PSH’s growth in 2021 was driven by the performance across its portfolio companies, most notably at Lowe’s, Universal Music Group (UMG), and from PSH’s interest rate hedge position. According to the firm, the largest detractor from performance in 2021 was the decrease in value of PSH’s commitment to invest in Pershing Square Tontine Holdings (PSTH). The PSTH share price declined from $27.72 to $19.72 during 2021, leading to a decrease in the value of PSH’s forward purchase agreements and Sponsor Warrants.

At an initial cost of $157 million – or 1.4 percent of PSH’s assets at the time – the interest rate hedge’s asymmetric nature protected the portfolio. The hedge increased in value during the year. In January 2022, the substantial majority of the hedge was sold generating proceeds of $1.25 billion across the Pershing Square Funds.

The proceeds were then used to establish a new core position for PSH in Netflix, whose share price had significantly declined in recent months, leading the portfolio manager to believe it was undervalued.

However, the portfolio manager remains concerned about the potential impact of inflation on PSH’s portfolio and has since re-established a similar asymmetric interest rate swaption position to protect the portfolio going forward.

During the year, PSH initiated positions in UMG, Domino’s Pizza and Canadian Pacific Railway. It also took profit by exiting from its positions in Starbucks and Agilent Technologies. In early 2022 PSH initiated a position in Netflix with the proceeds generated from its interest rate swaption hedge and also established a new interest rate swaption hedge.

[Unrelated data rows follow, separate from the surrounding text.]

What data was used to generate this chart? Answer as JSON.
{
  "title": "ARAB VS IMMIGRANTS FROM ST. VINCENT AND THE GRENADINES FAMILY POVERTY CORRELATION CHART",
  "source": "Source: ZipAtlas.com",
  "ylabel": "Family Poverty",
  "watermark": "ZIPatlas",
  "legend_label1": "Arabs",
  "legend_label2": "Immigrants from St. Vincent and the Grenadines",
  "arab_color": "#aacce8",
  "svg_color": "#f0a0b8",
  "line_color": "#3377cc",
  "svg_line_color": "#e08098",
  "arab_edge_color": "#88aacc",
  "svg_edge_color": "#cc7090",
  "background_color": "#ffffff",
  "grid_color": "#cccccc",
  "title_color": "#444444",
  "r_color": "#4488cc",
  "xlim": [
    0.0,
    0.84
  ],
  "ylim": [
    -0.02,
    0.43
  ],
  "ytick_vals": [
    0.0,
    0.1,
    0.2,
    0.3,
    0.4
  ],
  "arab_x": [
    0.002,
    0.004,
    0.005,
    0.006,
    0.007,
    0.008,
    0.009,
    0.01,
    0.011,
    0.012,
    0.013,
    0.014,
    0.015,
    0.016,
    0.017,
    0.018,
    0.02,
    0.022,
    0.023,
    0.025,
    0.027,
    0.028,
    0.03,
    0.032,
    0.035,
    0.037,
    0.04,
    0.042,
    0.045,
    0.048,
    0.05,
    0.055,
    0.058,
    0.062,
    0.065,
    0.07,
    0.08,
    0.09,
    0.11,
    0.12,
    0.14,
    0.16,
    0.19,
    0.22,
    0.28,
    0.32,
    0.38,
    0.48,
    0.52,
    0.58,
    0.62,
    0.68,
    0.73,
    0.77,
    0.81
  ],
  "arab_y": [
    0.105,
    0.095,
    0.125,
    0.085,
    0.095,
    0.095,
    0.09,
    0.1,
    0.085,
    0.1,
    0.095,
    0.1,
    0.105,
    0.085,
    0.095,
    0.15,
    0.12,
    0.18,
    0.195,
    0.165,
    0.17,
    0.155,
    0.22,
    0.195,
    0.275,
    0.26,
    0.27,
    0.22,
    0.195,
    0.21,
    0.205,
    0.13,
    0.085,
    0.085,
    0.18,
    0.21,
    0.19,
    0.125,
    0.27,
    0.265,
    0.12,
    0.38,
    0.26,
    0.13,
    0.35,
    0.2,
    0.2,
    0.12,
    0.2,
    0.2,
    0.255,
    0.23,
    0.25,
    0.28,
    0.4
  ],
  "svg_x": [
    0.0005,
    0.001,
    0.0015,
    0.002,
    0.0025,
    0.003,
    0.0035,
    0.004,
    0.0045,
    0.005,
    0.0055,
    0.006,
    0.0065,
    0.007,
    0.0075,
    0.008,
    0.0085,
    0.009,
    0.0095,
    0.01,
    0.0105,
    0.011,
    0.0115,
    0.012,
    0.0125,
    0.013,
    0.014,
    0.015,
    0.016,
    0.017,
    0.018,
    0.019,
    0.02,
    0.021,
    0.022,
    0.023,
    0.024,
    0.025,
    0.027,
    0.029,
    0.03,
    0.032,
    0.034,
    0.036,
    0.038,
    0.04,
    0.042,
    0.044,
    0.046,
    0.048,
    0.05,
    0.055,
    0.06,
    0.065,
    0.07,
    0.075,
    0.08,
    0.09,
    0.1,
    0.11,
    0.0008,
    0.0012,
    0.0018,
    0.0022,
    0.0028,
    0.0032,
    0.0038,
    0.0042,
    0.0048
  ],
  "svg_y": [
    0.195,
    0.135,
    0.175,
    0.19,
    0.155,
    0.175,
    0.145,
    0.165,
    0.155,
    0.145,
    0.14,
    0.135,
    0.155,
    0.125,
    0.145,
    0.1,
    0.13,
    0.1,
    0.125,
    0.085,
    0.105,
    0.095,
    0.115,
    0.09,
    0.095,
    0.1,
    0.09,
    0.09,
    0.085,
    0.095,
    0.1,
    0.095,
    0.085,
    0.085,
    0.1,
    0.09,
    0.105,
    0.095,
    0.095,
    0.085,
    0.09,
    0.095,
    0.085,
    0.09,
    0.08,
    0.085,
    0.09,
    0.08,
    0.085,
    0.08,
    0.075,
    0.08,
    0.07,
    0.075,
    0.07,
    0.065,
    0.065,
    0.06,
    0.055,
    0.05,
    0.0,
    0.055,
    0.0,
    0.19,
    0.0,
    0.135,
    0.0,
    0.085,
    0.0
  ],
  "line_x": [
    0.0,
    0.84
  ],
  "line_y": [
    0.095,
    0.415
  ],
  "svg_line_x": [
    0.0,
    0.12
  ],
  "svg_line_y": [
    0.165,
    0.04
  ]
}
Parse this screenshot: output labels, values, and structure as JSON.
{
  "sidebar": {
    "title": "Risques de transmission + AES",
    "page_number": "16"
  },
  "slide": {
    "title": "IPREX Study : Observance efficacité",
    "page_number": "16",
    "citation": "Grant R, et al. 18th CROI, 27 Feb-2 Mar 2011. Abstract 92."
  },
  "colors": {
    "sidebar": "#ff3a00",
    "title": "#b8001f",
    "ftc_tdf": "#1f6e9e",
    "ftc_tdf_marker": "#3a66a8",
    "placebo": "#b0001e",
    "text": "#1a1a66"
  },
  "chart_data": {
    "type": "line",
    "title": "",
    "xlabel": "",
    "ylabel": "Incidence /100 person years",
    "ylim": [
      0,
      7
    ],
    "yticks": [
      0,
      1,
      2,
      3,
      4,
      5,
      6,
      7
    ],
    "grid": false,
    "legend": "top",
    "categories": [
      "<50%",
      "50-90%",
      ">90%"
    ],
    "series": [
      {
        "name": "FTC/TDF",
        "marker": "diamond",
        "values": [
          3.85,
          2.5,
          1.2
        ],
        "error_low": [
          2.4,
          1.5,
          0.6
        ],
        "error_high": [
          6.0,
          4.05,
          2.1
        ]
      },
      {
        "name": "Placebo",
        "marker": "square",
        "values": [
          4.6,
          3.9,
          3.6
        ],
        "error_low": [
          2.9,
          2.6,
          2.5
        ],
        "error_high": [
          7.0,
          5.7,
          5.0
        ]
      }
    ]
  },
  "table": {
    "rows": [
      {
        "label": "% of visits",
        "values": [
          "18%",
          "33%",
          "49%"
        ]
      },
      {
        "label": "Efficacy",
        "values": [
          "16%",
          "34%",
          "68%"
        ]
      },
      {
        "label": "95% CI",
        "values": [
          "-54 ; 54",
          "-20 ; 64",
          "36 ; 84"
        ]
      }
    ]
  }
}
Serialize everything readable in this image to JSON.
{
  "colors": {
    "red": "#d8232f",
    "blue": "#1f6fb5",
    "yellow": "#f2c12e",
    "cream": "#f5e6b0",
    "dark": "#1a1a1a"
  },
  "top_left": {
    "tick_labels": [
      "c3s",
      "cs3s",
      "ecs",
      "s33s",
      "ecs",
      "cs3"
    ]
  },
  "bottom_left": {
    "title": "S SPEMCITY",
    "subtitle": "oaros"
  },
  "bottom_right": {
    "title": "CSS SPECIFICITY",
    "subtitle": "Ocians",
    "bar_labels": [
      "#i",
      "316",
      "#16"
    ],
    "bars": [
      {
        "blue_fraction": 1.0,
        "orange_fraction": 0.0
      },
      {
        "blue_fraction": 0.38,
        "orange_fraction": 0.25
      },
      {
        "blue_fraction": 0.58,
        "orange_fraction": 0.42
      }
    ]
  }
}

Going forward, the portfolio manager is focused on finding a potential transaction for Pershing Square Tontine Holdings Ltd. (PSTH) that meets its core investment principles. The firm has filed a public registration statement for Pershing Square SPARC Holdings (SPARC), which remains subject to SEC review. If the deal is approved, it will allow the fund to continue to work on a potential merger transaction without burdening investors with the opportunity cost of keeping their money in a trust account.